What is the main advantage that private education has over state schools? The Probe Report put
it succinctly: accountability. The private schools, the report said, were successful because they were more accountable:
‘the teachers are accountable to the manager (who can fire them), and, through him or her, to the parents (who can withdraw
their children)’. Such accountability was not present in the government schools, and ‘this contrast is perceived
with crystal clarity by the vast majority of parents’.
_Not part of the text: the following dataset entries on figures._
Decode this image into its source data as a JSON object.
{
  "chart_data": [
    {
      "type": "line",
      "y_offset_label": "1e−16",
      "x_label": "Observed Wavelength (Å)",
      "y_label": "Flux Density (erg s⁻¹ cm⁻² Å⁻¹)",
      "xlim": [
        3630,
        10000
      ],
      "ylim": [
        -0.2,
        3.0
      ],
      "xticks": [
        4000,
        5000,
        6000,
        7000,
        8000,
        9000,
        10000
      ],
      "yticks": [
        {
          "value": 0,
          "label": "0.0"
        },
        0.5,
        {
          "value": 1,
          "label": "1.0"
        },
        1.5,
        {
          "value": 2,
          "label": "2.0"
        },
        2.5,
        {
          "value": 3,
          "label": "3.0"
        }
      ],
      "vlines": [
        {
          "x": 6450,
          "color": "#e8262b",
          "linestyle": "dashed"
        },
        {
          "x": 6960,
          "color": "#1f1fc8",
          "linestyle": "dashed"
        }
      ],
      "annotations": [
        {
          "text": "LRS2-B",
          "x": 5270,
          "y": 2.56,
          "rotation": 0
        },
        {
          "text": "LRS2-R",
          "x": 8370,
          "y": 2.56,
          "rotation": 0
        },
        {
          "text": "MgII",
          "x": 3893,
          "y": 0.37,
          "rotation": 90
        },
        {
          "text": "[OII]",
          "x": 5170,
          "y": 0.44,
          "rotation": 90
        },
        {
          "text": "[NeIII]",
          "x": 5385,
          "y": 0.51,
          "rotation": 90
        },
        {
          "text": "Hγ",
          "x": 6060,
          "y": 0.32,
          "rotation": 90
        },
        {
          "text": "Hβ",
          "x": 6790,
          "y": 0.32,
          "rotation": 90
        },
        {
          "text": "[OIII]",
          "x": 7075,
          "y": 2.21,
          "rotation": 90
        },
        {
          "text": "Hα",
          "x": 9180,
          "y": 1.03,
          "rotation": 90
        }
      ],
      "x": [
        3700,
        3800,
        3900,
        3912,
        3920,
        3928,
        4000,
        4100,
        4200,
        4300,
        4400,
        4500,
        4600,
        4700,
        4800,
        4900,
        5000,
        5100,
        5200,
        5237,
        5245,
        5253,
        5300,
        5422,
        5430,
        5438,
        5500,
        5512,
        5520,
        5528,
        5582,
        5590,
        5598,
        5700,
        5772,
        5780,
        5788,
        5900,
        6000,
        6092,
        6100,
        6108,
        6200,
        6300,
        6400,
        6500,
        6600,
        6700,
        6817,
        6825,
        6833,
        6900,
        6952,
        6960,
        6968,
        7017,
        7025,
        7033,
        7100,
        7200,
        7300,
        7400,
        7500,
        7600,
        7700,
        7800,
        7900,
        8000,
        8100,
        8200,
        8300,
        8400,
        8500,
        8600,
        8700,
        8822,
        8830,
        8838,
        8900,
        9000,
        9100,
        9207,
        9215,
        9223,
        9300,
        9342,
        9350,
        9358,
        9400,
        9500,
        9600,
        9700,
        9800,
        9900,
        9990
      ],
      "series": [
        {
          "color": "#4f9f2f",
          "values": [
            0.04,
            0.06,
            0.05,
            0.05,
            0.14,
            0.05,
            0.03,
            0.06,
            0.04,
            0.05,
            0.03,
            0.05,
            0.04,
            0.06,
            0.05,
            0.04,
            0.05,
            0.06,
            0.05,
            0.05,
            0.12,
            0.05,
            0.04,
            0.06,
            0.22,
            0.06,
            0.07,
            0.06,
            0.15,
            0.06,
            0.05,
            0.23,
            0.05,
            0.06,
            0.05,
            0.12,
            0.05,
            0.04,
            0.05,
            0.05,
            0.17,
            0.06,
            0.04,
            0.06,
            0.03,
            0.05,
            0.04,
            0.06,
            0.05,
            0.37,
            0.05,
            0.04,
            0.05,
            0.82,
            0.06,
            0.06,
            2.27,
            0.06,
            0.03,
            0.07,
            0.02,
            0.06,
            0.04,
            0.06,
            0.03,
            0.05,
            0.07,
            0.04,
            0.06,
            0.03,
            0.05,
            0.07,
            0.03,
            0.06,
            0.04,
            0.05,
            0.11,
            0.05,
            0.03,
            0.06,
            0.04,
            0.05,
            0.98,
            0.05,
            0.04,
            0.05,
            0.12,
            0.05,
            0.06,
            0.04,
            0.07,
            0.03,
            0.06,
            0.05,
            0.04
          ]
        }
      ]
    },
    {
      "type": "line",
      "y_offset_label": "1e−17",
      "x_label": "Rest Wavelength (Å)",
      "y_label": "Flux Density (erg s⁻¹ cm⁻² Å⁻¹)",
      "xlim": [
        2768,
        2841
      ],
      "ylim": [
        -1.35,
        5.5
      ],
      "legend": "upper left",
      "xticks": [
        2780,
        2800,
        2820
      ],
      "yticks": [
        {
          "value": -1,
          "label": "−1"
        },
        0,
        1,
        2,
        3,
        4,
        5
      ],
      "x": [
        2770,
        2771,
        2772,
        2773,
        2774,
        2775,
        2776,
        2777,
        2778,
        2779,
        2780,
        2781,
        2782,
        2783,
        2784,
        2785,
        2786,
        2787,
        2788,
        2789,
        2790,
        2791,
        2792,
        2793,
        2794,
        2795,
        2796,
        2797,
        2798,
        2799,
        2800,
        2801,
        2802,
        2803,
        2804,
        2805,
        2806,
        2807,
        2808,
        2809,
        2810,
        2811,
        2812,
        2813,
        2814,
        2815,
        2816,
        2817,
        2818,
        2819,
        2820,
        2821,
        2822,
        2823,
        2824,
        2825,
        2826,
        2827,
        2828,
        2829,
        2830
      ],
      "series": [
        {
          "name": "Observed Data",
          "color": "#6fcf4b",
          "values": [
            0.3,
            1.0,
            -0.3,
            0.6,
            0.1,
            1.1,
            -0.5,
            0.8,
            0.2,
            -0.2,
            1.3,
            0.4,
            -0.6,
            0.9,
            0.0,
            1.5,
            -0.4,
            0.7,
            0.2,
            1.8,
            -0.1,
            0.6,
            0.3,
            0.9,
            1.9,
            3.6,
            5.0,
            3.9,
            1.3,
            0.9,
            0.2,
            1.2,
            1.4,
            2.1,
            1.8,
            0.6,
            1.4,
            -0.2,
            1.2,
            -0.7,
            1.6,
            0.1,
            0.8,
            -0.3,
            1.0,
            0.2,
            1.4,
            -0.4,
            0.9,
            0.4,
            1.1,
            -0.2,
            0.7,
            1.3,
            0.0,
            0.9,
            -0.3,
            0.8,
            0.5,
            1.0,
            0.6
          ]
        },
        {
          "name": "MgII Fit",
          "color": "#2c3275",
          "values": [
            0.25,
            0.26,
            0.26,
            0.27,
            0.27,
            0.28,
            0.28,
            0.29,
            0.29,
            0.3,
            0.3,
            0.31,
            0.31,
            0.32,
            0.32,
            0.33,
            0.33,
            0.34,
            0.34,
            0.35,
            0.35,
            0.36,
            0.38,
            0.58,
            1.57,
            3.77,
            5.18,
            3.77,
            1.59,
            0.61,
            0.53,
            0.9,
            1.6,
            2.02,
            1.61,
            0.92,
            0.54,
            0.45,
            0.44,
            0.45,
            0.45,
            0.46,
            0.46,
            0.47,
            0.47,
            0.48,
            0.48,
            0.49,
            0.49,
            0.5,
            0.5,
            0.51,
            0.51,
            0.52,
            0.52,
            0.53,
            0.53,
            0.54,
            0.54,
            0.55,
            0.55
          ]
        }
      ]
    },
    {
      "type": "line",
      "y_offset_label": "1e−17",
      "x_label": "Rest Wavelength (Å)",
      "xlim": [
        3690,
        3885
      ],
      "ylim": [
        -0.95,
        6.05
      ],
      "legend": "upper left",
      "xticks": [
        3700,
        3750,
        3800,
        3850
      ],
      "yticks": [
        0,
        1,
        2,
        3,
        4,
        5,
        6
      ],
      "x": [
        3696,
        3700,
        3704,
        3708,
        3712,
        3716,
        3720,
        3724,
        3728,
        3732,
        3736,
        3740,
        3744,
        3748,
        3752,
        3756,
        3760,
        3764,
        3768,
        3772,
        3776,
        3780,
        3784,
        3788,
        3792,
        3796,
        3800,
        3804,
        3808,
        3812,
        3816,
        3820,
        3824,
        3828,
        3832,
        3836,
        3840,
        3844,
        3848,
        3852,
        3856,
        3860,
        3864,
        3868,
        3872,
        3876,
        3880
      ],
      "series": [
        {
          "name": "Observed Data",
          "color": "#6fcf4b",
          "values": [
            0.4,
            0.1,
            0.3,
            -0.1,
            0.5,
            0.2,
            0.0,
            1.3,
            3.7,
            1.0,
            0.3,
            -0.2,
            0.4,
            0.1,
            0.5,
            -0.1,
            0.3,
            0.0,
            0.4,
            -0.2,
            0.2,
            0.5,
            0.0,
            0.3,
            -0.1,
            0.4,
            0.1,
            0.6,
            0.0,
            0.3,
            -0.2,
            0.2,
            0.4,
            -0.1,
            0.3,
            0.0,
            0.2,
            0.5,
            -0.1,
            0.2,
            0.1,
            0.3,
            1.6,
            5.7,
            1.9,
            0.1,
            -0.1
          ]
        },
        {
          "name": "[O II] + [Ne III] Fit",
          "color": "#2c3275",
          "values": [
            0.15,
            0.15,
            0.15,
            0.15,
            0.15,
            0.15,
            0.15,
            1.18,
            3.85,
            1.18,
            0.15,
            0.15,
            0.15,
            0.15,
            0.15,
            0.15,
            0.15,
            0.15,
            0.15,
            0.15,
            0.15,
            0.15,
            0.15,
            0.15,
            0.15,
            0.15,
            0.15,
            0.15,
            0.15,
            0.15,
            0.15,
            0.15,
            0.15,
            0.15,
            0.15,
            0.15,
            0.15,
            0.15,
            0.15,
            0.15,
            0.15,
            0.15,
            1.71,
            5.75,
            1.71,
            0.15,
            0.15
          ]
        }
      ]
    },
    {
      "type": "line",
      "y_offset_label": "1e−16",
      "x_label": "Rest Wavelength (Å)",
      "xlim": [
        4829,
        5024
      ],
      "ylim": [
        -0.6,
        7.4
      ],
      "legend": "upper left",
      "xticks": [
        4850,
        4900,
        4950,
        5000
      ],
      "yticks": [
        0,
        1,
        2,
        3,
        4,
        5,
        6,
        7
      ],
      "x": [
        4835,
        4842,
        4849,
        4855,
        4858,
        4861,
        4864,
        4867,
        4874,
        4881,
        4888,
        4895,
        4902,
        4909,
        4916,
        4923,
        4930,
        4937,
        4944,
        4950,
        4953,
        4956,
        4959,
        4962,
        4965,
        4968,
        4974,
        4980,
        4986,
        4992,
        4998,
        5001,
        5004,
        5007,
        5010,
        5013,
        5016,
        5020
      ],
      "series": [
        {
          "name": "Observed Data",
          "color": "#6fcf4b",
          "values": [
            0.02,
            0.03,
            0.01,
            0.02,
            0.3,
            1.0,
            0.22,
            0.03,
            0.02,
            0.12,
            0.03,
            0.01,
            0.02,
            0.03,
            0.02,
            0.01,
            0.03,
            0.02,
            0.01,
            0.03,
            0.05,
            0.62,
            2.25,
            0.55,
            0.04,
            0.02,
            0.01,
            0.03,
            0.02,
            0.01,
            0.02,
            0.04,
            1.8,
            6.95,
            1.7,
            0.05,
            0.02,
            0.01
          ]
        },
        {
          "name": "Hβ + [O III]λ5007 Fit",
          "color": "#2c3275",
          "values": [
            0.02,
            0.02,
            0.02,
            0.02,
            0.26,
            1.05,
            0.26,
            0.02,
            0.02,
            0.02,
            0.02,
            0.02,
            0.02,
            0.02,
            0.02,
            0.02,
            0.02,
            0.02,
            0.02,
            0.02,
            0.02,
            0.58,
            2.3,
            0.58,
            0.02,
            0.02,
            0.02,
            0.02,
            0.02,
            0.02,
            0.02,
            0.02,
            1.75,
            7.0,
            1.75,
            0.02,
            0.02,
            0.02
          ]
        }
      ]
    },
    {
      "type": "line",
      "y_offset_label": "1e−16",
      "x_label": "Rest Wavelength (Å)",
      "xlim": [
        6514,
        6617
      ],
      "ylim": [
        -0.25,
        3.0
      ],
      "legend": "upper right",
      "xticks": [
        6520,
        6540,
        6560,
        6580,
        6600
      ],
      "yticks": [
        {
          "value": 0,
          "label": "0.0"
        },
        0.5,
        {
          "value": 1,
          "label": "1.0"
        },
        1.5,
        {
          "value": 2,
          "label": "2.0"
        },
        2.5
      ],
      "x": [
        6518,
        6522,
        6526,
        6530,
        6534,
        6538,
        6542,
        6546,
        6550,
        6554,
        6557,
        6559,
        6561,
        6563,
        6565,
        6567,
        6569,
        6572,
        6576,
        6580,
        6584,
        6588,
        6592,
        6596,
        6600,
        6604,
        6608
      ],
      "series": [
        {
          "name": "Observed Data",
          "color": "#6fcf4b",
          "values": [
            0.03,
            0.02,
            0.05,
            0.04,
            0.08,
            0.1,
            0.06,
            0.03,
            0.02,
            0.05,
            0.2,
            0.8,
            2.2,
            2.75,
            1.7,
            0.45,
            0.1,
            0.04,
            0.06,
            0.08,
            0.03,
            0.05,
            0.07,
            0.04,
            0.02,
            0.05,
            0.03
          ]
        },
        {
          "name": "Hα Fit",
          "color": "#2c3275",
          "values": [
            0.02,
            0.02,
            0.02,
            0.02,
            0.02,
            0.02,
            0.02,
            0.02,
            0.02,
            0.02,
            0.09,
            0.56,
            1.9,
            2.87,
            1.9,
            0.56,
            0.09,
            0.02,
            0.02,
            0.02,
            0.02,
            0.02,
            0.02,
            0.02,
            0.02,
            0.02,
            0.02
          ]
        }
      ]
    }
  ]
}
It’s time the implications of this were thought
through, not swept under the carpet like the Commonwealth education ministers will be doing. If poor parents are en
masse voting with their feet, taking their children out of the state system into private education, why is the only message
from the development experts that they should be dragged back, kicking and screaming, into the government schools? Why
instead isn’t there an exploration of ways in which private schools for the poor can be helped, through loan schemes
and low-cost school improvement packages? Why aren’t development experts poring over ways to make the private schools
even more accessible, through public and private vouchers? These are the questions that need to be put to the Commonwealth
education ministers as they gather in Edinburgh. Poor
parents have made their preferences clear. They want schools that are accountable to them, where teachers turn up and teach.
They want private schools. It is time the politicians caught up with them.
James Tooley is professor of education policy at the University
of Newcastle Upon Tyne. He is directing research funded by the John Templeton
Foundation on private schools for the poor in Africa and Asia.